Grief is supposed to bring families together, but in my case, it did the opposite.
My mother was barely in the ground before my father started making changes—ones I never saw coming. But what my father didn’t know was that my mother had left behind one final surprise.
I was nineteen when my mother died. It happened fast—too fast.
One moment, she was laughing at some dumb reality show, and the next, she was too weak to lift a spoon. Cancer doesn’t wait for goodbyes. Neither did my father.
Mom was everything warm and good in our house, and where she went, Peanut followed.
That little French Bulldog was glued to her side, her shadow in fur. When the sickness took hold, Peanut barely left her bed, curling up against her like she could keep her here just by being close.
I tried to do the same, but unlike Peanut, I had to eat, sleep, and pretend my father wasn’t already erasing her before she was even gone.
He never loved her—not the way she deserved. I never saw him hold her hand, never saw him bring her flowers, or even look at her the way a husband should.
And in those last days, he barely even pretended.
When the doctors told us it was only a matter of time, he just nodded. No tears. No breaking down.
Just a nod, like they told him the dishwasher needed fixing.
“I don’t want to go,” I whispered, gripping the edge of the black dress I borrowed from my cousin. It smelled like lavender and someone else’s life.
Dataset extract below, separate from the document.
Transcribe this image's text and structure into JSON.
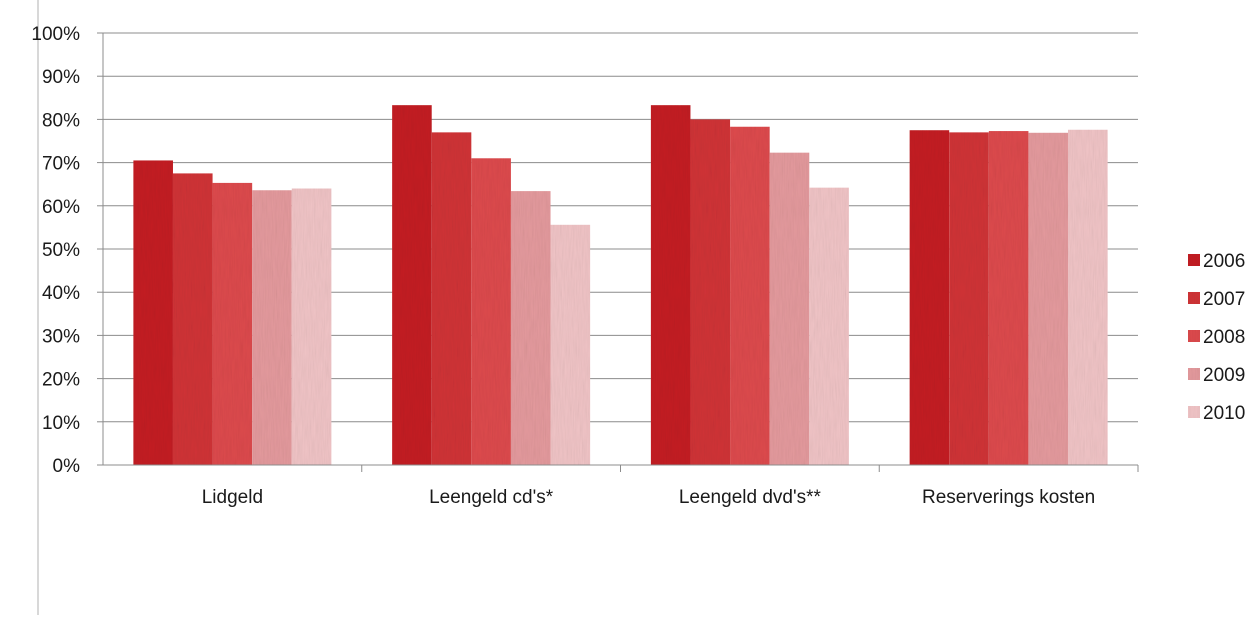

“You have to,” my father muttered, fixing his tie in the hallway mirror. His voice was flat like we were heading to a business meeting, not my mother’s funeral.
I swallowed hard.
“Peanut should come.”
He sighed, exasperated. “It’s a dog, not a person.”
“She was Mom’s dog.”
“And Mom’s gone.”
The words punched the air from my lungs. I felt Peanut’s little body press against my leg, warm and trembling.
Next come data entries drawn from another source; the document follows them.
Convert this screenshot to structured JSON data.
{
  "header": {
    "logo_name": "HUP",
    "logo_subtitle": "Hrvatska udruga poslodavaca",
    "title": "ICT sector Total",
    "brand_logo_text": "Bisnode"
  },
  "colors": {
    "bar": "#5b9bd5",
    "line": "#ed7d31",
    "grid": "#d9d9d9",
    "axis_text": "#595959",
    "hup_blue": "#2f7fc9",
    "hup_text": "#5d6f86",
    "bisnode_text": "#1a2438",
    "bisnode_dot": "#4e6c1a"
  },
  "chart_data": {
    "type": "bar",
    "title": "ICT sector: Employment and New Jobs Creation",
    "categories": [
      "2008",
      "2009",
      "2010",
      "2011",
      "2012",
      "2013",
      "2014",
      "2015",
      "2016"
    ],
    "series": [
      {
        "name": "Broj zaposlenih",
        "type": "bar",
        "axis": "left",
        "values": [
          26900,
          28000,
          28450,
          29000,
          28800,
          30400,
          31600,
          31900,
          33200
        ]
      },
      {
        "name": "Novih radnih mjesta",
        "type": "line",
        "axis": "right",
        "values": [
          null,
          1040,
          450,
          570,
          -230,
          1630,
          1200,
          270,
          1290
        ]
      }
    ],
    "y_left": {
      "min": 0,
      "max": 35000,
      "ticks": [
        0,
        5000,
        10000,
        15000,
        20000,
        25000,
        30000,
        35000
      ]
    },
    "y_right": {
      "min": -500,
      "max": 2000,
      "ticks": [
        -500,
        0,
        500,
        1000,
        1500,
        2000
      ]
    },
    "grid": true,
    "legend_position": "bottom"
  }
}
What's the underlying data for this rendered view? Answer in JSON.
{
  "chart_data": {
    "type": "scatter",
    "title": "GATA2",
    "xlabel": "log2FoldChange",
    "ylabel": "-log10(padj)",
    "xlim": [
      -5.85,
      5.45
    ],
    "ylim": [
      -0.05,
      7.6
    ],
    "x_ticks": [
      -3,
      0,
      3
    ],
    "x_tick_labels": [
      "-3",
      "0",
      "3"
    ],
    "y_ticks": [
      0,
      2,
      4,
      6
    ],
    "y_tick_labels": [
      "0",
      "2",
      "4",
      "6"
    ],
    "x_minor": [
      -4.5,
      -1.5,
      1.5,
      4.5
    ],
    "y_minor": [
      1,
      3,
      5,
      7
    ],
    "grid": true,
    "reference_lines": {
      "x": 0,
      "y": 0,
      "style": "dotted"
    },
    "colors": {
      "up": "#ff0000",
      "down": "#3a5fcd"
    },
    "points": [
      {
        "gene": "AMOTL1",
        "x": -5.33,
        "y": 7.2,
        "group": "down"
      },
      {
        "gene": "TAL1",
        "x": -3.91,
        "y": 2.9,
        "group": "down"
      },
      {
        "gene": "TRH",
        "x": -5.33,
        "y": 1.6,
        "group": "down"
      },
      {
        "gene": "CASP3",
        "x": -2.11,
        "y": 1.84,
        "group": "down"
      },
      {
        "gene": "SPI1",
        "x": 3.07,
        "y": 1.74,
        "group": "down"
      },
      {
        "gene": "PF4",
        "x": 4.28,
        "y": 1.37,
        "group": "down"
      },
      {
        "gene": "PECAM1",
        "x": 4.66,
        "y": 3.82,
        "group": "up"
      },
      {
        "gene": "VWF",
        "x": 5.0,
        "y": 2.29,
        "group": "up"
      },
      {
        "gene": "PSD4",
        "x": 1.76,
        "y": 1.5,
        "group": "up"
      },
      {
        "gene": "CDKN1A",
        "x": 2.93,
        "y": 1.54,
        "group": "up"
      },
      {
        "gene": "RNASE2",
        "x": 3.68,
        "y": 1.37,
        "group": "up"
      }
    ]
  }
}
I bent down, scratching behind her ears. “I won’t be long, okay?”
She licked my fingers.
The funeral was a blur of murmured condolences and stiff hugs. Strangers told me I was “so strong,” but I didn’t feel strong.
I felt hollow. My father barely spoke, just nodded along like he was checking off a task list. When we got home, he pulled off his tie and tossed it on the counter.
“It’s done,” he said.
“Done?” I snapped.
“Mom just died, and you’re acting like—”
“Like what?” He turned, eyes cold. “Like I have to move on? Because I do.
And so do you.”
Peanut whimpered at my feet. I scooped her up, pressing my face into her fur. “I’m going to bed.”
“Take that thing with you,” he muttered, grabbing a beer from the fridge.
That night, I barely slept.
Peanut curled up beside me, breathing softly. For the first time since Mom died, I felt something close to safe.
Until the next day.
I came home to silence. No tiny paws clicking against the floor.
No excited snorts. Just the sound of my father cracking open another beer.
Something was wrong.
“Peanut?” I called, dropping my bag. My heart was already racing.
“Peanut!”
Nothing.
I turned to my father. He sat in his usual spot, feet up, eyes on the TV. Like nothing had changed.